—Me gustaría ver a su hija.

Mi petición lo toma por sorpresa. Lo veo alzar una ceja justo antes de reclinarse sobre el respaldo de su sillón y posar las manos ante sí sobre la mesa.

Me observa de arriba abajo y soy consciente del escrutinio al que me está sometiendo.

—Entiendo.

Miro hacia el exterior a través de la ventana. Da al amplio jardín que hay detrás de la casa. A simple vista parece bastante extenso, aunque no he podido comprobarlo por mí mismo. El sol de la mañana ilumina las hojas de los frondosos árboles y arranca de ellos alegres destellos que se contraponen con mi estado de ánimo.

Regreso la vista a Aurelio. No me ha quitado el ojo de encima y comienzo a sentirme algo incómodo.

Doy un paso hacia él.

—Entonces... ¿Eso es un sí o un no?

La mueca que aparece en el rostro del hombre, semejante a una sonrisa, ayuda a que me relaje un poco más.

—¿Te he dicho con anterioridad que me agradas, señor Tugler? Creo que tienes agallas y estás aquí para aprovechar esa oportunidad con ella que te ha surgido de la nada.

No puedo ocultar que sus palabras me repugnan. Aprieto la mandíbula y miro hacia un lado.

—Dicho así suena bastante rastrero, ¿no crees? —Olvido por completo las formas y paso a tutearlo, tal y como él ha hecho.

Aurelio chasca la lengua y gira su sillón de lado a lado.

—Pero es la realidad.

—No soy así. No...

—Oh, inspector, ¡déjate de tonterías! —exclama a la vez que eleva las manos hacia el cielo—. Que el novio de mi hija haya fallecido...

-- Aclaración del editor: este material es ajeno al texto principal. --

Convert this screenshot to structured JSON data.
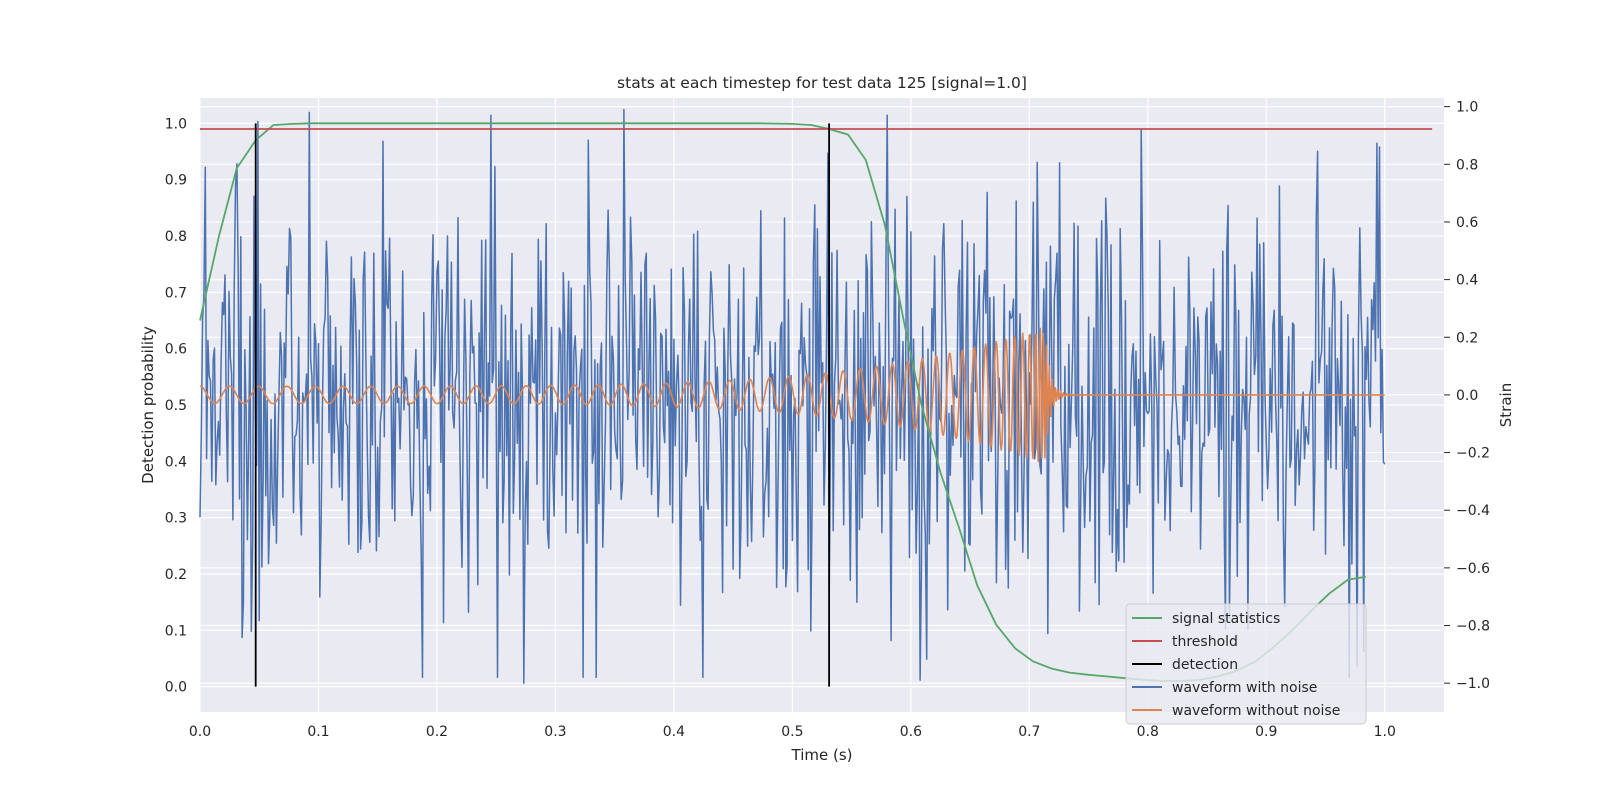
{
  "chart_data": {
    "type": "line",
    "title": "stats at each timestep for test data 125 [signal=1.0]",
    "xlabel": "Time (s)",
    "ylabel": "Detection probability",
    "y2label": "Strain",
    "xlim": [
      0.0,
      1.05
    ],
    "ylim": [
      -0.045,
      1.045
    ],
    "y2lim": [
      -1.1,
      1.03
    ],
    "xticks": [
      "0.0",
      "0.1",
      "0.2",
      "0.3",
      "0.4",
      "0.5",
      "0.6",
      "0.7",
      "0.8",
      "0.9",
      "1.0"
    ],
    "xtick_values": [
      0.0,
      0.1,
      0.2,
      0.3,
      0.4,
      0.5,
      0.6,
      0.7,
      0.8,
      0.9,
      1.0
    ],
    "yticks": [
      "0.0",
      "0.1",
      "0.2",
      "0.3",
      "0.4",
      "0.5",
      "0.6",
      "0.7",
      "0.8",
      "0.9",
      "1.0"
    ],
    "ytick_values": [
      0.0,
      0.1,
      0.2,
      0.3,
      0.4,
      0.5,
      0.6,
      0.7,
      0.8,
      0.9,
      1.0
    ],
    "y2ticks": [
      "−1.0",
      "−0.8",
      "−0.6",
      "−0.4",
      "−0.2",
      "0.0",
      "0.2",
      "0.4",
      "0.6",
      "0.8",
      "1.0"
    ],
    "y2tick_values": [
      -1.0,
      -0.8,
      -0.6,
      -0.4,
      -0.2,
      0.0,
      0.2,
      0.4,
      0.6,
      0.8,
      1.0
    ],
    "grid": true,
    "legend_position": "lower-right",
    "series": [
      {
        "name": "signal statistics",
        "axis": "left",
        "color": "#55a868",
        "x": [
          0.0,
          0.016,
          0.031,
          0.047,
          0.062,
          0.078,
          0.094,
          0.2,
          0.3,
          0.4,
          0.47,
          0.5,
          0.516,
          0.531,
          0.547,
          0.562,
          0.578,
          0.594,
          0.609,
          0.625,
          0.641,
          0.656,
          0.672,
          0.688,
          0.703,
          0.719,
          0.734,
          0.75,
          0.766,
          0.781,
          0.797,
          0.812,
          0.828,
          0.844,
          0.859,
          0.875,
          0.891,
          0.906,
          0.922,
          0.938,
          0.953,
          0.969,
          0.984
        ],
        "y": [
          0.65,
          0.8,
          0.92,
          0.97,
          0.997,
          0.999,
          1.0,
          1.0,
          1.0,
          1.0,
          1.0,
          0.999,
          0.997,
          0.99,
          0.98,
          0.935,
          0.82,
          0.65,
          0.5,
          0.38,
          0.28,
          0.18,
          0.11,
          0.068,
          0.045,
          0.032,
          0.025,
          0.021,
          0.018,
          0.015,
          0.012,
          0.01,
          0.01,
          0.012,
          0.018,
          0.028,
          0.045,
          0.07,
          0.1,
          0.135,
          0.165,
          0.19,
          0.195
        ]
      },
      {
        "name": "threshold",
        "axis": "left",
        "color": "#c44e52",
        "x": [
          0.0,
          1.04
        ],
        "y": [
          0.99,
          0.99
        ]
      },
      {
        "name": "detection",
        "axis": "left",
        "color": "#000000",
        "x": [
          0.047,
          0.531
        ],
        "y_range": [
          0.0,
          1.0
        ]
      },
      {
        "name": "waveform with noise",
        "axis": "right",
        "color": "#4c72b0",
        "x_range": [
          0.0,
          1.0
        ],
        "sample_count": 900,
        "peaks": [
          {
            "x": 0.004,
            "y": 0.79
          },
          {
            "x": 0.043,
            "y": -0.82
          },
          {
            "x": 0.092,
            "y": 0.98
          },
          {
            "x": 0.154,
            "y": 0.88
          },
          {
            "x": 0.273,
            "y": -1.0
          },
          {
            "x": 0.358,
            "y": 0.99
          },
          {
            "x": 0.608,
            "y": -0.99
          },
          {
            "x": 0.995,
            "y": 0.86
          }
        ]
      },
      {
        "name": "waveform without noise",
        "axis": "right",
        "color": "#dd8452",
        "x_range": [
          0.0,
          1.0
        ],
        "chirp_merger_time": 0.713,
        "start_amplitude": 0.03,
        "peak_amplitude": 0.24,
        "start_frequency_hz": 40
      }
    ]
  }
}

—Solo quiero ver cómo está ella —lo interrumpo. Y es la pura realidad. Sí, estoy enamorado como jamás pensé que podría estarlo. Ella se me presenta en sueños y aparece delante de mí en esos momentos en los que mi mente se evade sin rumbo fijo. Voy a volverme loco si no atajo esto de una vez.

Parece que Aurelio me cree porque su expresión cambia por completo. Esa sonrisa sardónica y algo pagada de sí misma se convierte en un rictus de preocupación. Sin más, el hombre se levanta. Lo hace con paso cansado y rodea el escritorio para acabar parándose delante de mí.

—¿Cómo crees que puede estar después de... lo que ha sucedido? —me pregunta. Su voz ya no es autoritaria y la preocupación y el dolor asoman a unos ojos que han visto demasiado en la vida.

Siento que mi cuerpo se tensa ante la pregunta y la mano libre, la que no sostiene el dosier, se cierra en un puño pegado a mi muslo.

—Por favor... Déjame verla.

Hace siglos que no le ruego a nadie, pero volvería a hacerlo ante Aurelio si eso me garantizase que puedo llegar hasta ella.

Los ojos de Aurelio se dirigen hacia los papeles que sostengo.

—Espero que no vayas a hacer ninguna tontería.

—No —contesto al punto, acompañando la respuesta con una negativa de mi cabeza—. Es... un regalo.

—¿Regalo? —La curiosidad del hombre es evidente, pero no voy a desvelarle nada sin antes hablar con su hija.

—Eso es.

—Quiero que algo te quede claro, Leo; no le hagas daño. Si se lo haces... —Su pausa hace que ambos tomemos aire casi a la vez—. Si se lo haces, tendrás que atenerte a las consecuencias. Sabes cómo las gasto y que nada me importa más en la vida que las personas que quiero. Y no hay nadie en el mundo a quien quiera más que a mi hija. ¿Entiendes lo que quiero decir?